The answer, on present evidence, is no. And that absence of representation is not a bureaucratic oversight. It is a political choice.
The genius of a two-pronged strategy is that each prong legitimises and amplifies the other. The gun licence revocation targets the Mohamed family directly, signalling to individual opponents that the state’s administrative apparatus is available for deployment against them. The Cabinet’s ethnic and ideological composition sends a broader structural message: that the levers of collective governance have been captured, that the institutions meant to check power have been filled with those who will not check it.
Together, they create an environment in which political opposition is simultaneously unsafe at the individual level and structurally futile at the institutional level. This is not democracy. This is the architecture of soft authoritarianism — authoritarianism that wears constitutional dress while hollowing out constitutional substance.
Guyana has watched this pattern before: across the Courantyne River, in the Dési’s Suriname decades. The comparison is instructive, not because the situations are identical, but because the early conditions of democratic erosion share a family resemblance: the marginalisation of opposition voices, the capture of institutions, the normalisation of administrative persecution.
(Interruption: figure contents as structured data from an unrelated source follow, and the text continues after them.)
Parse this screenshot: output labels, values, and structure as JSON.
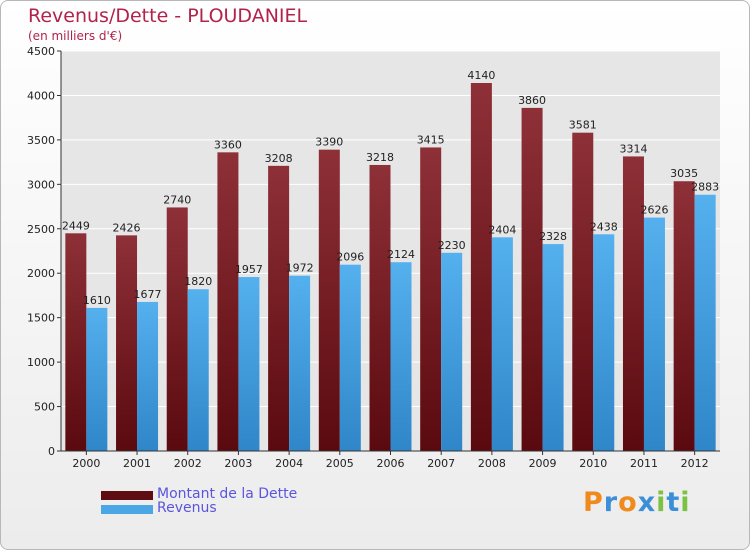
{
  "header": {
    "title": "Revenus/Dette - PLOUDANIEL",
    "subtitle": "(en milliers d'€)"
  },
  "chart_data": {
    "type": "bar",
    "categories": [
      "2000",
      "2001",
      "2002",
      "2003",
      "2004",
      "2005",
      "2006",
      "2007",
      "2008",
      "2009",
      "2010",
      "2011",
      "2012"
    ],
    "series": [
      {
        "name": "Montant de la Dette",
        "values": [
          2449,
          2426,
          2740,
          3360,
          3208,
          3390,
          3218,
          3415,
          4140,
          3860,
          3581,
          3314,
          3035
        ],
        "color": "#7a2128"
      },
      {
        "name": "Revenus",
        "values": [
          1610,
          1677,
          1820,
          1957,
          1972,
          2096,
          2124,
          2230,
          2404,
          2328,
          2438,
          2626,
          2883
        ],
        "color": "#4ba6e6"
      }
    ],
    "ylim": [
      0,
      4500
    ],
    "yticks": [
      0,
      500,
      1000,
      1500,
      2000,
      2500,
      3000,
      3500,
      4000,
      4500
    ],
    "grid": true,
    "legend": "bottom-left"
  },
  "legend": {
    "items": [
      {
        "label": "Montant de la Dette",
        "color": "#5e0e12"
      },
      {
        "label": "Revenus",
        "color": "#4ba6e6"
      }
    ]
  },
  "logo": {
    "letters": [
      "P",
      "r",
      "o",
      "x",
      "i",
      "t",
      "i"
    ],
    "colors": [
      "#f08a1c",
      "#3b8fd9",
      "#f08a1c",
      "#3b8fd9",
      "#7bc243",
      "#3b8fd9",
      "#7bc243"
    ]
  }
}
Suriname’s people eventually reclaimed their democracy through the ballot.
Political persecutions do not resolve themselves quietly. They accumulate. Every licence revoked, every community voice excluded, every ministry decision that reflects the priorities of one ethnic or ideological group rather than the nation’s plurality — these are deposits in an account of grievance that will be drawn upon, with interest, at the polls.
The 2030 general elections are not distant. Every political actor in Guyana is already, consciously or not, navigating. One man nearing 100 still tries his style of navigating in the letter writer’s column. The government that believes it can suppress opposition through administrative harassment and structural exclusion, and emerge from that election unscathed, misreads Guyanese’s memory and patience.
Santokhi’s fate in Suriname is the cautionary tale, having repaired his finances competently yet voted out by a people who felt invisible. Competence without inclusion is not a governing philosophy; it is an expiration date. The ballot — when it finally comes — remembers everything.
All political actors — government and opposition alike — play their parts on a stage that belongs to the people. The Mohameds’ persecution, whether pursued through gun licence revocations or through the structural silencing achieved by an exclusionary Cabinet, is not merely an injustice to one family. It is a statement about what kind of country Guyana intends to be.
Democracy’s institutions do not maintain themselves. They depend on those in power choosing restraint over retaliation. A licence revoked for politics, a Cabinet built for compliance, an Opposition targeted by the administration it is meant to check — these are not the signs of a system working. They are the signs of a system being quietly dismantled from within.
Someone must stand between the document and the deed. Between the promise of constitutional protection and its betrayal. Between power and the people whom power is always tempted to forget. That is what lawyers do. That is what an independent press does. That is what a genuine Opposition does.
The curtain has not fallen on Guyana’s democratic experiment. But it is being tugged — steadily, deliberately, from both sides at once. The people of Guyana, and all who stand with them, must take hold of it before it drops.